The technological wizardry was amazing. The way the faces could be manipulated by sticking tiny screwdrivers in their ears and dialing up dimples, smiles, frowns and grimaces was light-years ahead of the hundreds of heads required to make Jack Skellington talk.
The use of relatively inexpensive digital SLRs to shoot the stop motion photography was equally light-years ahead of the film development required for Nightmare.
What wasn’t light-years ahead was the musical work. In general I really dig Danny Elfman’s work, but in this movie, I found myself distracted enough by poor decisions made in the musical aspect of the movie that it diminished the experience. What comes to mind is the musicial number “The Remains of the Day” in which the (very important) back-story of Emily, the Corpse Bride, is revealed. It is so poorly engineered that its almost impossible to understand. Muddy describes it. Muddy as my bass playing.
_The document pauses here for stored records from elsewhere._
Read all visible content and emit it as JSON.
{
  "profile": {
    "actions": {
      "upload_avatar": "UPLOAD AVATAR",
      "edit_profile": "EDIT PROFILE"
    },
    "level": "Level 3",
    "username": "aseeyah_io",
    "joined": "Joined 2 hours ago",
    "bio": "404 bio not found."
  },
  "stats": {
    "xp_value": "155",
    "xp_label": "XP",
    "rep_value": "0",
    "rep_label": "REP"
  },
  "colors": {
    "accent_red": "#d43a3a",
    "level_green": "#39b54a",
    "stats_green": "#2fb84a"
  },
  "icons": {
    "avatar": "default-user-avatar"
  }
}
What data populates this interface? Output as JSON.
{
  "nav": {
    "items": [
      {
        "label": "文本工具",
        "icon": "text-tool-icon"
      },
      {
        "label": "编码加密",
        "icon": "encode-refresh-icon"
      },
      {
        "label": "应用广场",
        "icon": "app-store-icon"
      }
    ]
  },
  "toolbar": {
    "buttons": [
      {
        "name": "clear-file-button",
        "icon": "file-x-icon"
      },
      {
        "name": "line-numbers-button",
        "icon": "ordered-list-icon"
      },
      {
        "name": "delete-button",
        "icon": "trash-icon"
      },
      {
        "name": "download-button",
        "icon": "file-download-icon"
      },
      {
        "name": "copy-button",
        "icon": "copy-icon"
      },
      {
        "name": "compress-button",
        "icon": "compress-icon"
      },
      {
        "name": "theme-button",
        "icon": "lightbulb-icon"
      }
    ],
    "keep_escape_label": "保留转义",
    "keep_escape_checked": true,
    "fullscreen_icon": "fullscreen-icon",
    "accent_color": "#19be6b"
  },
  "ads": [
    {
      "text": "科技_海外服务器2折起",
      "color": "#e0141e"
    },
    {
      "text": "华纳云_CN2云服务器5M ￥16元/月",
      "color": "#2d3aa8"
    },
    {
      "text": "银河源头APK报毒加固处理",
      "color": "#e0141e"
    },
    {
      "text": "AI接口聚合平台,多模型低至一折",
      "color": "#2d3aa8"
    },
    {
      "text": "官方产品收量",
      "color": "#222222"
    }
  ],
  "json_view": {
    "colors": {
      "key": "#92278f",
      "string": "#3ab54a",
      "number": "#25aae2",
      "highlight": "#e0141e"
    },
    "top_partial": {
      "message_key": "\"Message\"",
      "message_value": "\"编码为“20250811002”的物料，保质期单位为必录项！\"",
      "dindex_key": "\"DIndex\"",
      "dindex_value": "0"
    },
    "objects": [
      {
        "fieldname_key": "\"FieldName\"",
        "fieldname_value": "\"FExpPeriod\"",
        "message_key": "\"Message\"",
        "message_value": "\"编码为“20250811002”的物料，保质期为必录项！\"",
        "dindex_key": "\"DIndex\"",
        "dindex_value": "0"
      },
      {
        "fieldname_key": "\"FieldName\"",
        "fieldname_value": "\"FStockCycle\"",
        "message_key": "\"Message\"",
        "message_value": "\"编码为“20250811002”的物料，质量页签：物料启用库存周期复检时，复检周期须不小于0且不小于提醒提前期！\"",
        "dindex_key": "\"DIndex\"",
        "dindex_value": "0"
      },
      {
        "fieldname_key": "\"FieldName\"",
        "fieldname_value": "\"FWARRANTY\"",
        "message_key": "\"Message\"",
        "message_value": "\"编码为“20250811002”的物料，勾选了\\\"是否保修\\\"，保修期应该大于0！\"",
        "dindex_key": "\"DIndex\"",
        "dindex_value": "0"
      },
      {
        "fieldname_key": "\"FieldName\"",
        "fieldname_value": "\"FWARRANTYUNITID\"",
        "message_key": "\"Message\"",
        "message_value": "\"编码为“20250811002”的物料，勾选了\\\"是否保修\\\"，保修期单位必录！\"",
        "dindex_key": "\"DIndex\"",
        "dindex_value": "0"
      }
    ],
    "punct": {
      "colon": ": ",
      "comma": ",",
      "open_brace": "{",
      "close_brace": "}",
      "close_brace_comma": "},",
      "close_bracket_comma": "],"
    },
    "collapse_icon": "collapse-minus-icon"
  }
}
What wasn’t light-years ahead was character development. No empathy for Victoria’s plight of suddenly finding herself in love with someone she just met, only to find he’s married to a corpse. No empathy for Victor, suddenly finding himself married to a well-stacked and nicely corseted corpse, for that matter. No hatred for the venomous Lord Barkas. No life.
The story itself is pretty good, in fact. It was the lack of any identification with the characters and some poor production choices that made it so one dimensional and flat. And it’s too bad, because it would have been as wicked as Shakespeare’s sense of humor.